ByGeorge!
November 2008

Partisan Firms Find Common Ground in GW Battleground Poll


By Julia Parmley

As the presidential campaign has intensified, so has the workload for the pollsters behind The George Washington University Battleground Poll, who are conducting more than 200 interviews nightly with potential voters in an effort to assess not just who leads the race but why.

Founded in 1991, the Battleground Poll is a collaborative bipartisan survey produced by Republican polling firm The Tarrance Group and its Democratic counterpart Lake Research Partners. The poll has examined the political climate through four presidential and three mid-term election cycles. In 2004, Battleground proved the most accurate presidential tracking poll in the nation.

In non-election years, more than 1,000 likely voters are surveyed nationwide for the poll, which is typically released two to four times annually. With the presidential election looming, the poll has been releasing weekly results since Sept. 7.

Lake Research Partners President Celinda Lake says the poll’s purpose is to engage the public and the press about the “who, what, where, and why” of elections.

“The GW-Battleground Poll is not just about superficial numbers and the horserace but about what’s really going on and how people look strategically at polling,” says Lake. “Polls often just show who is ahead, but the GW-Battleground Poll also shows if their lead is due to character, experience, or issues like the economy, as well as if the opinions are from men, women, older voters, or younger voters.”

This year marks the fifth year GW has sponsored the poll with Graduate School of Political Management Dean Christopher Arterton serving as poll moderator. The University also holds the poll’s data archives since 1991.
Brian Nienaber, vice president of The Tarrance Group, has been involved with the poll since 2002. To prepare for the 2008 presidential election, he says the firms are conducting hundreds of phone interviews a night to track public opinion until Election Day. Every Wednesday night, the latest 800 interviews are collected and analyzed for release on Thursday morning. He stresses the importance of collecting data nightly because of slight day-to-day changes in public opinion.

Lake says the firms determine who to poll through random digit dialing as well as from voter lists. She says they also use the “last birthday method,” meaning they ask to speak with the person who most recently celebrated his or her birthday.

To accurately gauge public opinion, the pollsters ask interviewees a variety of questions, including whether they have a favorable or unfavorable impression of the presidential and vice presidential candidates; who can best handle hot-button issues, such as reducing gas and energy prices and reform health care; and what issue they feel Congress should focus on the most.

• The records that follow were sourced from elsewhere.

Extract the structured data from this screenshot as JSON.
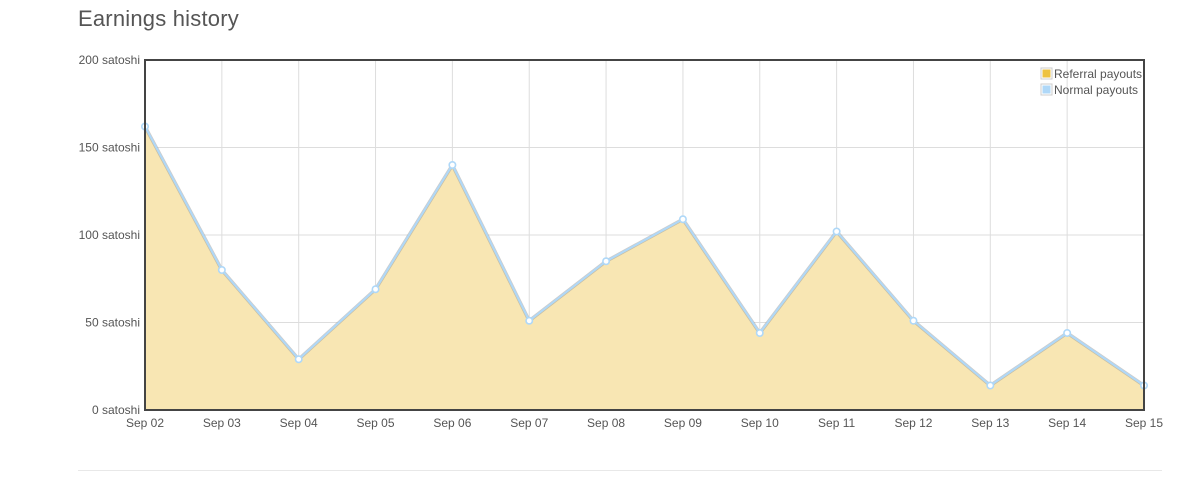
{
  "page": {
    "title": "Earnings history"
  },
  "chart_data": {
    "type": "area",
    "x": [
      "Sep 02",
      "Sep 03",
      "Sep 04",
      "Sep 05",
      "Sep 06",
      "Sep 07",
      "Sep 08",
      "Sep 09",
      "Sep 10",
      "Sep 11",
      "Sep 12",
      "Sep 13",
      "Sep 14",
      "Sep 15"
    ],
    "series": [
      {
        "name": "Referral payouts",
        "color": "#EDC240",
        "values": [
          0,
          0,
          0,
          0,
          0,
          0,
          0,
          0,
          0,
          0,
          0,
          0,
          0,
          0
        ]
      },
      {
        "name": "Normal payouts",
        "color": "#AFD8F8",
        "values": [
          162,
          80,
          29,
          69,
          140,
          51,
          85,
          109,
          44,
          102,
          51,
          14,
          44,
          14
        ]
      }
    ],
    "area_fill_color": "#F8E6B3",
    "y_unit": "satoshi",
    "y_ticks": [
      "0 satoshi",
      "50 satoshi",
      "100 satoshi",
      "150 satoshi",
      "200 satoshi"
    ],
    "ylim": [
      0,
      200
    ],
    "grid": true,
    "legend_position": "top-right",
    "xlabel": "",
    "ylabel": ""
  }
}
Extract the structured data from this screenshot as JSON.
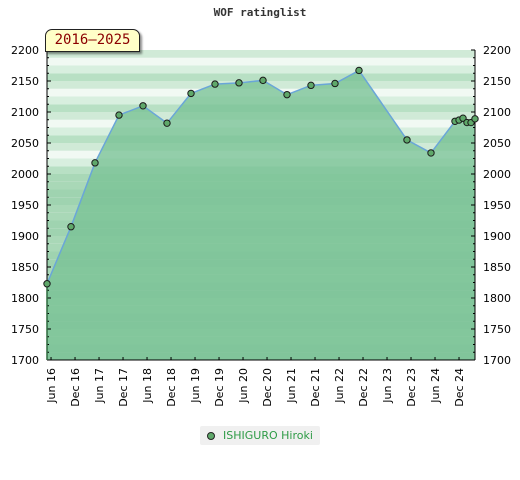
{
  "chart_data": {
    "type": "line",
    "title": "WOF ratinglist",
    "badge": "2016–2025",
    "ylim": [
      1700,
      2200
    ],
    "yticks": [
      1700,
      1750,
      1800,
      1850,
      1900,
      1950,
      2000,
      2050,
      2100,
      2150,
      2200
    ],
    "xlim": [
      2016.333,
      2025.25
    ],
    "xticks": [
      {
        "label": "Jun 16",
        "x": 2016.417
      },
      {
        "label": "Dec 16",
        "x": 2016.917
      },
      {
        "label": "Jun 17",
        "x": 2017.417
      },
      {
        "label": "Dec 17",
        "x": 2017.917
      },
      {
        "label": "Jun 18",
        "x": 2018.417
      },
      {
        "label": "Dec 18",
        "x": 2018.917
      },
      {
        "label": "Jun 19",
        "x": 2019.417
      },
      {
        "label": "Dec 19",
        "x": 2019.917
      },
      {
        "label": "Jun 20",
        "x": 2020.417
      },
      {
        "label": "Dec 20",
        "x": 2020.917
      },
      {
        "label": "Jun 21",
        "x": 2021.417
      },
      {
        "label": "Dec 21",
        "x": 2021.917
      },
      {
        "label": "Jun 22",
        "x": 2022.417
      },
      {
        "label": "Dec 22",
        "x": 2022.917
      },
      {
        "label": "Jun 23",
        "x": 2023.417
      },
      {
        "label": "Dec 23",
        "x": 2023.917
      },
      {
        "label": "Jun 24",
        "x": 2024.417
      },
      {
        "label": "Dec 24",
        "x": 2024.917
      }
    ],
    "grid": true,
    "legend_position": "bottom",
    "colors": {
      "line": "#6aa6d8",
      "marker": "#5fa86a",
      "band_dark": "#79c295",
      "band_light": "#9fd3b0",
      "legend_text": "#2e9b46"
    },
    "series": [
      {
        "name": "ISHIGURO Hiroki",
        "points": [
          {
            "x": 2016.333,
            "y": 1823
          },
          {
            "x": 2016.833,
            "y": 1915
          },
          {
            "x": 2017.333,
            "y": 2018
          },
          {
            "x": 2017.833,
            "y": 2095
          },
          {
            "x": 2018.333,
            "y": 2110
          },
          {
            "x": 2018.833,
            "y": 2082
          },
          {
            "x": 2019.333,
            "y": 2130
          },
          {
            "x": 2019.833,
            "y": 2145
          },
          {
            "x": 2020.333,
            "y": 2147
          },
          {
            "x": 2020.833,
            "y": 2151
          },
          {
            "x": 2021.333,
            "y": 2128
          },
          {
            "x": 2021.833,
            "y": 2143
          },
          {
            "x": 2022.333,
            "y": 2146
          },
          {
            "x": 2022.833,
            "y": 2167
          },
          {
            "x": 2023.833,
            "y": 2055
          },
          {
            "x": 2024.333,
            "y": 2034
          },
          {
            "x": 2024.833,
            "y": 2085
          },
          {
            "x": 2024.917,
            "y": 2087
          },
          {
            "x": 2025.0,
            "y": 2090
          },
          {
            "x": 2025.083,
            "y": 2083
          },
          {
            "x": 2025.167,
            "y": 2083
          },
          {
            "x": 2025.25,
            "y": 2089
          }
        ]
      }
    ]
  }
}
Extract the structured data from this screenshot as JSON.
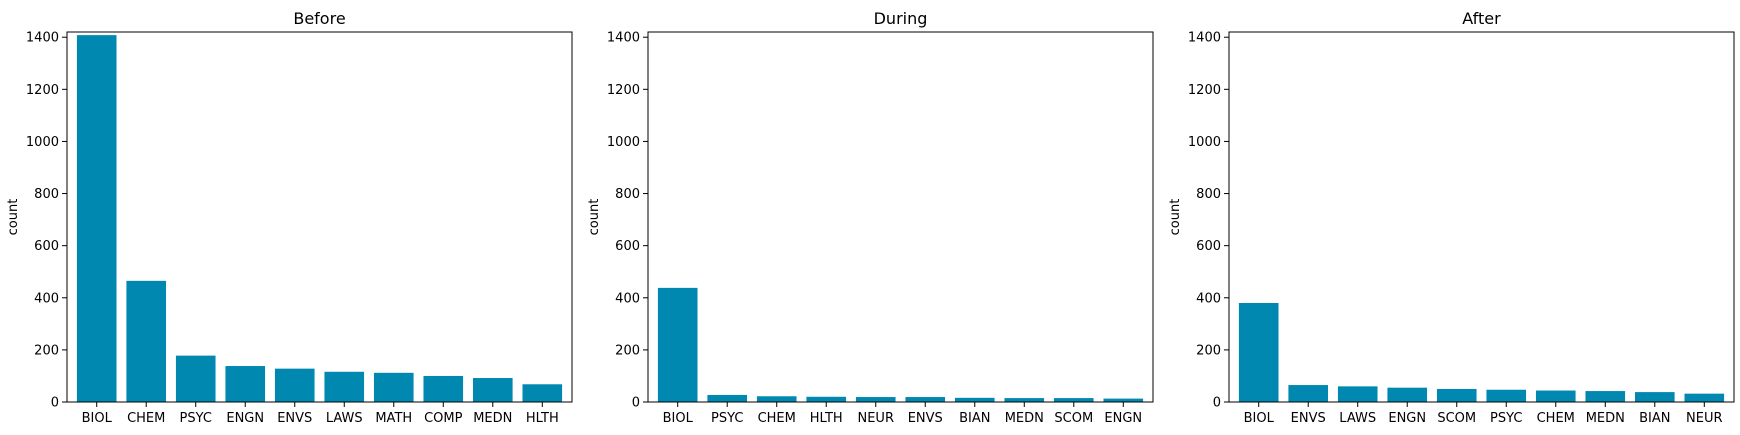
{
  "colors": {
    "bar": "#0088B0",
    "axis": "#000000",
    "background": "#ffffff"
  },
  "chart_data": [
    {
      "type": "bar",
      "title": "Before",
      "ylabel": "count",
      "xlabel": "",
      "ylim": [
        0,
        1420
      ],
      "yticks": [
        0,
        200,
        400,
        600,
        800,
        1000,
        1200,
        1400
      ],
      "grid": false,
      "categories": [
        "BIOL",
        "CHEM",
        "PSYC",
        "ENGN",
        "ENVS",
        "LAWS",
        "MATH",
        "COMP",
        "MEDN",
        "HLTH"
      ],
      "values": [
        1408,
        465,
        178,
        138,
        128,
        116,
        112,
        100,
        92,
        68
      ]
    },
    {
      "type": "bar",
      "title": "During",
      "ylabel": "count",
      "xlabel": "",
      "ylim": [
        0,
        1420
      ],
      "yticks": [
        0,
        200,
        400,
        600,
        800,
        1000,
        1200,
        1400
      ],
      "grid": false,
      "categories": [
        "BIOL",
        "PSYC",
        "CHEM",
        "HLTH",
        "NEUR",
        "ENVS",
        "BIAN",
        "MEDN",
        "SCOM",
        "ENGN"
      ],
      "values": [
        438,
        27,
        22,
        20,
        19,
        19,
        16,
        15,
        15,
        13
      ]
    },
    {
      "type": "bar",
      "title": "After",
      "ylabel": "count",
      "xlabel": "",
      "ylim": [
        0,
        1420
      ],
      "yticks": [
        0,
        200,
        400,
        600,
        800,
        1000,
        1200,
        1400
      ],
      "grid": false,
      "categories": [
        "BIOL",
        "ENVS",
        "LAWS",
        "ENGN",
        "SCOM",
        "PSYC",
        "CHEM",
        "MEDN",
        "BIAN",
        "NEUR"
      ],
      "values": [
        380,
        65,
        60,
        55,
        50,
        47,
        44,
        42,
        38,
        32
      ]
    }
  ]
}
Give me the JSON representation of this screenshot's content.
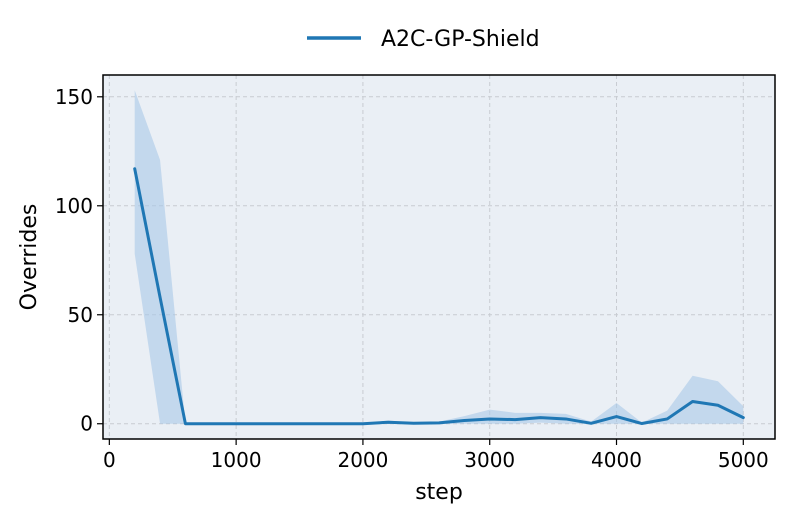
{
  "chart_data": {
    "type": "line",
    "title": "",
    "xlabel": "step",
    "ylabel": "Overrides",
    "xlim": [
      -50,
      5250
    ],
    "ylim": [
      -7,
      160
    ],
    "xticks": [
      0,
      1000,
      2000,
      3000,
      4000,
      5000
    ],
    "yticks": [
      0,
      50,
      100,
      150
    ],
    "grid": true,
    "legend_position": "top-center",
    "background_color": "#eaeff5",
    "series": [
      {
        "name": "A2C-GP-Shield",
        "color": "#1f77b4",
        "band_color": "#a8c8e8",
        "x": [
          200,
          400,
          600,
          800,
          1000,
          1200,
          1400,
          1600,
          1800,
          2000,
          2200,
          2400,
          2600,
          2800,
          3000,
          3200,
          3400,
          3600,
          3800,
          4000,
          4200,
          4400,
          4600,
          4800,
          5000
        ],
        "mean": [
          117,
          58,
          0,
          0,
          0,
          0,
          0,
          0,
          0,
          0,
          0.7,
          0.2,
          0.4,
          1.5,
          2.2,
          1.9,
          2.8,
          2.2,
          0.2,
          3.3,
          0.1,
          2.2,
          10.2,
          8.5,
          2.8
        ],
        "upper": [
          153,
          121,
          0,
          0,
          0,
          0,
          0,
          0,
          0,
          0,
          1.5,
          0.5,
          1,
          3.5,
          6.5,
          5,
          5,
          4.5,
          1,
          9.5,
          0.5,
          6,
          22,
          19.5,
          8
        ],
        "lower": [
          78,
          0,
          0,
          0,
          0,
          0,
          0,
          0,
          0,
          0,
          0,
          0,
          0,
          0,
          0,
          0,
          0.5,
          0,
          0,
          0,
          0,
          0,
          0,
          0,
          0
        ]
      }
    ]
  }
}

The questions are developed jointly by the two firms, which also examine the polling data together but analyze the results individually. The firms collaborate on graphs and data charts and release results together, including their separate opinions on the data’s implications.

The latest poll results at press time show Obama at 44 percent, McCain at 42 percent, and 13 percent undecided.

“We have seen movement to and from each candidate every week,” says Nienaber. “Both candidates have a pretty high favorability rating unlike in the 2004 election, so they still have the ability to persuade audiences and gain some ground. We also have noticed that while both candidates have their party’s vote locked up, the middle voters are still choosing between the two.”
Lake says their polling work is very fast-paced.

“It’s definitely crazy during election season, particularly a competitive presidential election,” she says. “But I love hearing how people think about things. I think it’s a real representation of democracy because it’s the common people who have the word.”

The idea for the poll stemmed from an informal 1989 meeting in a piano bar in Hungary. Lake says she and Ed Goeas, president and CEO of The Tarrance Group, met during a business trip to discuss the possibility of creating a poll in which neither side had to compromise.

“We thought it would be great to learn from each other and engage in a dialogue with the public,” says Lake. Both Lake and Nienaber say the Battleground Poll is unique.

“There are other bipartisan polling efforts but none in which analysis is different by party and none in which two people write questions together then write analysis separately,” says Lake. “The GW-Battleground Poll continues to be important because of the uniqueness of its perspective and its lengthy, ongoing database that can look at elections over time.”

“We are partisan firms but we each take time out of our day to come together and collaborate on this poll,” says Nienaber. “It also provides GW students with actual examples of data and shows them that what is learned in the classroom can be applied to real life.”